MPs have criticised the government’s response to its consultation on reforming the Gender Recognition Act (GRA) 2004.

A cross-party Women and Equalities Committee said the 17 year old Act is no longer fit for purpose and is confusing for employers and service providers. 

The committee wants clarity around the subject, but mainly it wants transgender rights to be strengthened within the law.

MPs were scathing about the government taking two years to create a report on the subject yet say it has left a gender recognition process which is unfair and overly medicalised.

For HR, the issues remain the same; they must ensure they are educated on gender identity and trans rights and their policies are updated to reflect an equal workplace. 

 

Chair of the Women and Equalities Committee, Rt Hon Caroline Nokes MP, commented on the government’s GRA saying it is outdated:

“The Government took nearly two years to respond to the consultation on an Act that was written at the turn of the millennium. The GRA is crying out for modernisation, and the Government has spectacularly missed its opportunity. This is an area of reform which has attracted strong opinions and debate, but there are areas- such as the removal a time period for living in an acquired gender- which many can agree on. The Government’s failure to implement even these changes- made clear in its consultation- suggest its lack of willingness to engage.”

 

“Being trans is not an illness”

She criticised the government for having included a gender dysphoria diagnosis in its response:

“Being trans is not an illness. It is imperative that the Government de-medicalise the process of gender recognition by removing the outdated requirement for a gender dysphoria diagnosis. The current response to the 2018 consultation has amounted to little more than administrative changes.
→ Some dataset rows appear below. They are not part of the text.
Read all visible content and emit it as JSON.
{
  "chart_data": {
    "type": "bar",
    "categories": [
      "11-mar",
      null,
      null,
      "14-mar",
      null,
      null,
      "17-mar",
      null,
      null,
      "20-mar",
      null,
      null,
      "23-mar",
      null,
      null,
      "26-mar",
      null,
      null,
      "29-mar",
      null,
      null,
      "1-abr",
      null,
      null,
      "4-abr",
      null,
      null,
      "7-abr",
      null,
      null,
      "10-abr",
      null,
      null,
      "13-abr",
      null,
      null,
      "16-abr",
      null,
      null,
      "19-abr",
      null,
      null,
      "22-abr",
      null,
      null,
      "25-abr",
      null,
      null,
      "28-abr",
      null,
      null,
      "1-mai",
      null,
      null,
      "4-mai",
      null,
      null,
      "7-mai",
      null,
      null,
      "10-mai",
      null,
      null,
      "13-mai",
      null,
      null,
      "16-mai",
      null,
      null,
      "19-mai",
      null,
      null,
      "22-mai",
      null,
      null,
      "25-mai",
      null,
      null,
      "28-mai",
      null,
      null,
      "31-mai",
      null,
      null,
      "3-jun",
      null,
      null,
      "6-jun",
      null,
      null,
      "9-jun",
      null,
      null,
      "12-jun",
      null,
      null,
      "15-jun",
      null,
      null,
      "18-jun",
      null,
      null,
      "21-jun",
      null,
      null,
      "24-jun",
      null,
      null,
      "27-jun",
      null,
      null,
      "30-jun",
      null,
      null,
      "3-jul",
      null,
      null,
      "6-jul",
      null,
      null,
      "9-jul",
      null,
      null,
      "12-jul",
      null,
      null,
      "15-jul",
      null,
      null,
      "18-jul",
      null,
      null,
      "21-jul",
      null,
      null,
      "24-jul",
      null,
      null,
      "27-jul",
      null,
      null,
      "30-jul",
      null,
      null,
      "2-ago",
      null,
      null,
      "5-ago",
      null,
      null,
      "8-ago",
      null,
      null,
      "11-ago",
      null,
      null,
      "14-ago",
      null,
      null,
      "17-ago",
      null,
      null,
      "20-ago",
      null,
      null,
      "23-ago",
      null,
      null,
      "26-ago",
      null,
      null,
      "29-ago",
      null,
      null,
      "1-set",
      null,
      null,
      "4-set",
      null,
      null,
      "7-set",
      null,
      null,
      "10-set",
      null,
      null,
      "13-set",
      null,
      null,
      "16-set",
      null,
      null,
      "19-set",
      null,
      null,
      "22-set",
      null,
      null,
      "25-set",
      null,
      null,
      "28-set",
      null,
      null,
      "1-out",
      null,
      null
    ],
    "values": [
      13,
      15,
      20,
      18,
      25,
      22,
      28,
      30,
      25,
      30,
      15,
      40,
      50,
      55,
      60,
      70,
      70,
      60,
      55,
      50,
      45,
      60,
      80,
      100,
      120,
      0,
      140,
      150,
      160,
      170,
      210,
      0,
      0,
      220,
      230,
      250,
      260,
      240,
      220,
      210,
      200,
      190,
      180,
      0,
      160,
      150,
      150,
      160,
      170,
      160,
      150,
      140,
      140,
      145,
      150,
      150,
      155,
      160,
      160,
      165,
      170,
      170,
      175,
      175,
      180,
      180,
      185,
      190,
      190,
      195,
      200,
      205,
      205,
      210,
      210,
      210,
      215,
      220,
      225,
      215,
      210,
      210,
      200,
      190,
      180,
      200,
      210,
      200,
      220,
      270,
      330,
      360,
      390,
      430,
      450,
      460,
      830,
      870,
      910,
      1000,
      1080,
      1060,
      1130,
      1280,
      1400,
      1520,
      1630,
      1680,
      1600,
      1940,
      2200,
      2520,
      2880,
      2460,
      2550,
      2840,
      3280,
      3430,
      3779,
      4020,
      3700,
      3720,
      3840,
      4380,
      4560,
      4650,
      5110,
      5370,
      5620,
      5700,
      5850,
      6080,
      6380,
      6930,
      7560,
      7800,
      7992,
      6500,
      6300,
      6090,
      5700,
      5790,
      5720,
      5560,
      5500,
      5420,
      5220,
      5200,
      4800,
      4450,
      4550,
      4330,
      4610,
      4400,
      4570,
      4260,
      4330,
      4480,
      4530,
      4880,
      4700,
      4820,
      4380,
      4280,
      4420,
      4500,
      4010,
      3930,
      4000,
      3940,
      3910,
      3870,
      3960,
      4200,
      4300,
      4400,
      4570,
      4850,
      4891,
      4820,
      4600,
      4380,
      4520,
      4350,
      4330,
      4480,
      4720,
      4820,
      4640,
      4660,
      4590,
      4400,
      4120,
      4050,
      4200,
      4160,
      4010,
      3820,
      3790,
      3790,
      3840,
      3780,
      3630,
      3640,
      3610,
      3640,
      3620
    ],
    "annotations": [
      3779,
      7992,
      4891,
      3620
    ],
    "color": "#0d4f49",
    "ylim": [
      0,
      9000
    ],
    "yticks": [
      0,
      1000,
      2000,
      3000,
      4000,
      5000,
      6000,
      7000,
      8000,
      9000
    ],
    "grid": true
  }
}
We are now calling on the Government to enact real, meaningful change.”

People who are transgender are protected under the Equality Act 2010 and for those who have a GRC or gender recognition certificate there are added protections, which includes protection against discrimination. 

 

Urgent reforms

The cross-party Women and Equalities Committee is calling for urgent reforms to be made to the Act, which, if accepted by the government, would need to be implemented in the workplace. 

The committee says there needs to be consistency between the GRA and the 2010 Equality Act, to ensure employers, service providers and sports bodies can operate with confidence within the law.  

Among a number of reforms, the Committee is calling on the Government to develop a specific healthcare strategy for transgender and non-binary people. This includes training for GPs around treating trans and non-binary patients and improved access to support services.